裏千家の薄茶点前(うすちゃてまえ)のお稽古で、お道具拝見というものがあります。棗(なつめ・・・抹茶が入っている容器)と抹茶をすくう茶杓(ちゃしゃく)を拝見させていただく作法。
心づくしのお道具を客のために亭主が選んでいるので、それを見せていただくというわけです。茶道って本当に演出の世界だと思います。そもそもの茶室がそういう造りになっているし、掛け軸もお花も、照明まで、細かく考えられているなあ、と稽古するたびに強く感じます。
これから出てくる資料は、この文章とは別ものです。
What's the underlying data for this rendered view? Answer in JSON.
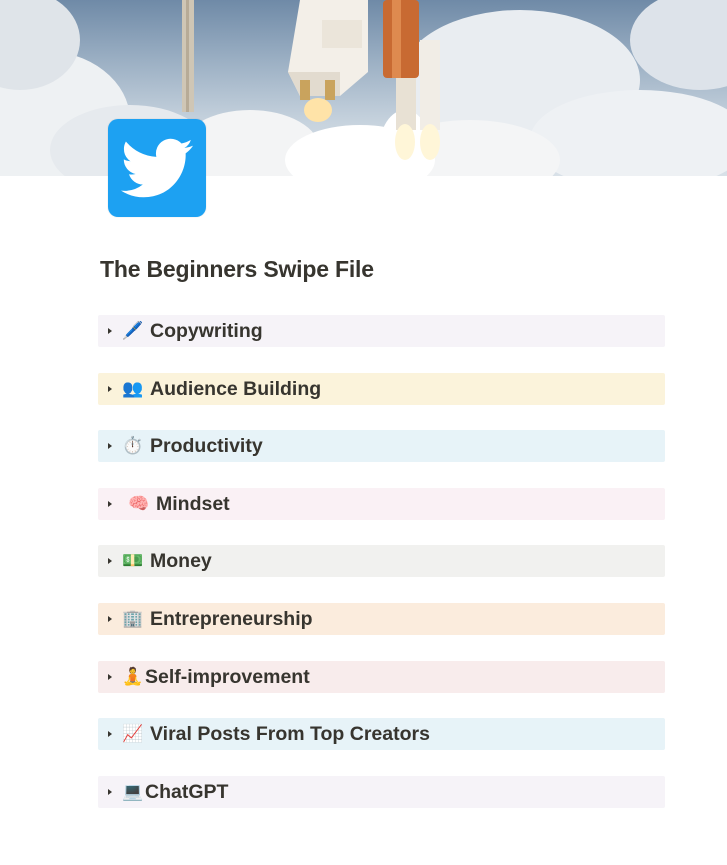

お道具を見せていただいたら、最後に亭主と正客とでお道具についての問答があります。
まずは棗から。
正客役生徒(以下S)「本日は大切なお道具をありがとうございました。お棗のお形(かたち)は?」
亭主役生徒(以下T)「中棗(ちゅうなつめ)でございます。」
S「お塗りは?」
T「蒔絵、独楽(こま)でございます。」
S「お作(さく)は?」
T「宗哲(そうてつ)でございます。」
次に、茶杓を尋ねます。
S「茶杓のお作(さく)は?」
T「当代お家元でございます。」
S「何かご銘でもございましたら・・・」
そう言われたら、各自で考えて来た季節にふさわしい言葉を答えます。
私の前に亭主をやった生徒は「薫風です。」と答えました。
あ~!先に言われちゃった・・・。
すると先生が「他にも、早苗や早乙女、晴嵐 (せいらん)というのもありますね。」
あ~!早苗も出ちゃったよ・・・。
ヤバい、ヤバい!
次のお点前は私の番です。トイレに行くふりをしてその場を離れ、あわててスマホで検索・・・。5月のご銘で「端午(たんご)」を発見。初孫に五月人形を贈ったばかりだから、うん、これにしよう!
お道具拝見が私の番になり、棗から茶杓の作までは何とか言えました。
「何か、ご銘でも?」
すかさず先ほど用意した(カンニングと呼ぶべきか?)銘を言わなくちゃ!
「端午でございます。」
すると先生が大笑い。
「田舎っぽいわよ~!」
「???」
あ~!もしかして、「田んぼ」に聞こえちゃったんだ!
「先生~、田んぼじゃなくて端午です!初孫に五月人形を贈ったばかりですので。」
それでまた皆で大笑い。何とも和やかなお稽古となりました。